I think what you should do to get Korean (or Japanese) form
input is to make an HTML form in Korean (or Japanese) charset.
If you need to design your Web application to get any text
input, you may want to use UTF-8 as the HTML form encoding,
so you can get the form input data in UTF-8.

The HTML4.01 recommendation explains how to process HTML
input form data in section 17.13.3.

http://www.w3.org/TR/html4/interact/forms.html#h-17.13.3

Note: In the HTML4.01 recommendation, you can set
"accept-charset" attribute in <form> tag.  However, I don't
know any Web browser software which support the attribute
properly.

Personally, the content-type header used for HTML form data
submission should describe the charset encoding used for
the input form data set when the data is POSTed in
"application/x-www-form-urlencoded".  (Or, should use the
encoding defined in IRI?)

>I have found that the %23 is a # sign and that subtracting 65536 from
>the remaining 5 character number and then taking the ChrW of the
>result gives me the right ideograph for the many that I have tested.
>Is this all there is to it? Are there limits to the algorithm such that 
the
>subtract 65536 algorithm only works for a certain range of these
>characters and some other calculation is needed for others?

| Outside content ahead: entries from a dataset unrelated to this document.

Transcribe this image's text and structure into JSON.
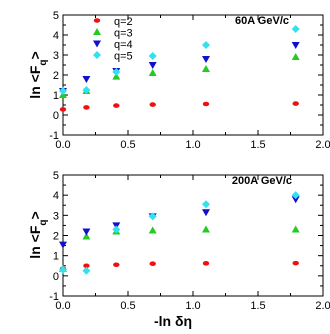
{
  "chart_data": [
    {
      "type": "scatter",
      "annotation": "60A GeV/c",
      "ylabel_main": "ln <F",
      "ylabel_sub": "q",
      "ylabel_close": ">",
      "xlim": [
        0,
        2
      ],
      "ylim": [
        -1,
        5
      ],
      "xticks": [
        "0.0",
        "0.5",
        "1.0",
        "1.5",
        "2.0"
      ],
      "yticks": [
        "-1",
        "0",
        "1",
        "2",
        "3",
        "4",
        "5"
      ],
      "show_x_tick_labels": true,
      "legend": {
        "position": "top-left"
      },
      "series": [
        {
          "name": "q=2",
          "color": "#ee1111",
          "marker": "circle",
          "x": [
            0.0,
            0.18,
            0.41,
            0.69,
            1.1,
            1.79
          ],
          "y": [
            0.28,
            0.38,
            0.47,
            0.52,
            0.55,
            0.57
          ]
        },
        {
          "name": "q=3",
          "color": "#22cc22",
          "marker": "triangle-up",
          "x": [
            0.0,
            0.18,
            0.41,
            0.69,
            1.1,
            1.79
          ],
          "y": [
            1.0,
            1.2,
            1.92,
            2.1,
            2.3,
            2.9
          ]
        },
        {
          "name": "q=4",
          "color": "#1111cc",
          "marker": "triangle-down",
          "x": [
            0.0,
            0.18,
            0.41,
            0.69,
            1.1,
            1.79
          ],
          "y": [
            1.2,
            1.8,
            2.2,
            2.5,
            2.8,
            3.5
          ]
        },
        {
          "name": "q=5",
          "color": "#33e0ee",
          "marker": "diamond",
          "x": [
            0.0,
            0.18,
            0.41,
            0.69,
            1.1,
            1.79
          ],
          "y": [
            1.2,
            1.25,
            2.15,
            2.95,
            3.5,
            4.3
          ]
        }
      ]
    },
    {
      "type": "scatter",
      "annotation": "200A GeV/c",
      "ylabel_main": "ln <F",
      "ylabel_sub": "q",
      "ylabel_close": ">",
      "xlabel": "-ln δη",
      "xlim": [
        0,
        2
      ],
      "ylim": [
        -1,
        5
      ],
      "xticks": [
        "0.0",
        "0.5",
        "1.0",
        "1.5",
        "2.0"
      ],
      "yticks": [
        "-1",
        "0",
        "1",
        "2",
        "3",
        "4",
        "5"
      ],
      "show_x_tick_labels": true,
      "series": [
        {
          "name": "q=2",
          "color": "#ee1111",
          "marker": "circle",
          "x": [
            0.0,
            0.18,
            0.41,
            0.69,
            1.1,
            1.79
          ],
          "y": [
            0.35,
            0.5,
            0.55,
            0.6,
            0.62,
            0.63
          ]
        },
        {
          "name": "q=3",
          "color": "#22cc22",
          "marker": "triangle-up",
          "x": [
            0.0,
            0.18,
            0.41,
            0.69,
            1.1,
            1.79
          ],
          "y": [
            0.35,
            1.95,
            2.2,
            2.25,
            2.3,
            2.3
          ]
        },
        {
          "name": "q=4",
          "color": "#1111cc",
          "marker": "triangle-down",
          "x": [
            0.0,
            0.18,
            0.41,
            0.69,
            1.1,
            1.79
          ],
          "y": [
            1.55,
            2.2,
            2.5,
            2.95,
            3.15,
            3.8
          ]
        },
        {
          "name": "q=5",
          "color": "#33e0ee",
          "marker": "diamond",
          "x": [
            0.0,
            0.18,
            0.41,
            0.69,
            1.1,
            1.79
          ],
          "y": [
            0.3,
            0.25,
            2.3,
            2.95,
            3.55,
            4.0
          ]
        }
      ]
    }
  ]
}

I do not know what "ChrW" is.  But it seems the function just
convert the decimal value to a Unicode character.

But I guess this does not work well on Web browsers other
than MS IE.  (When "multipart/form-data" is used for a form
data set, it does not work well even on the latest MS IE).

So I think you should select a proper HTML form charset
matching input language (or to use a universal charset like
UTF-8) to avoid the situation as I wrote above.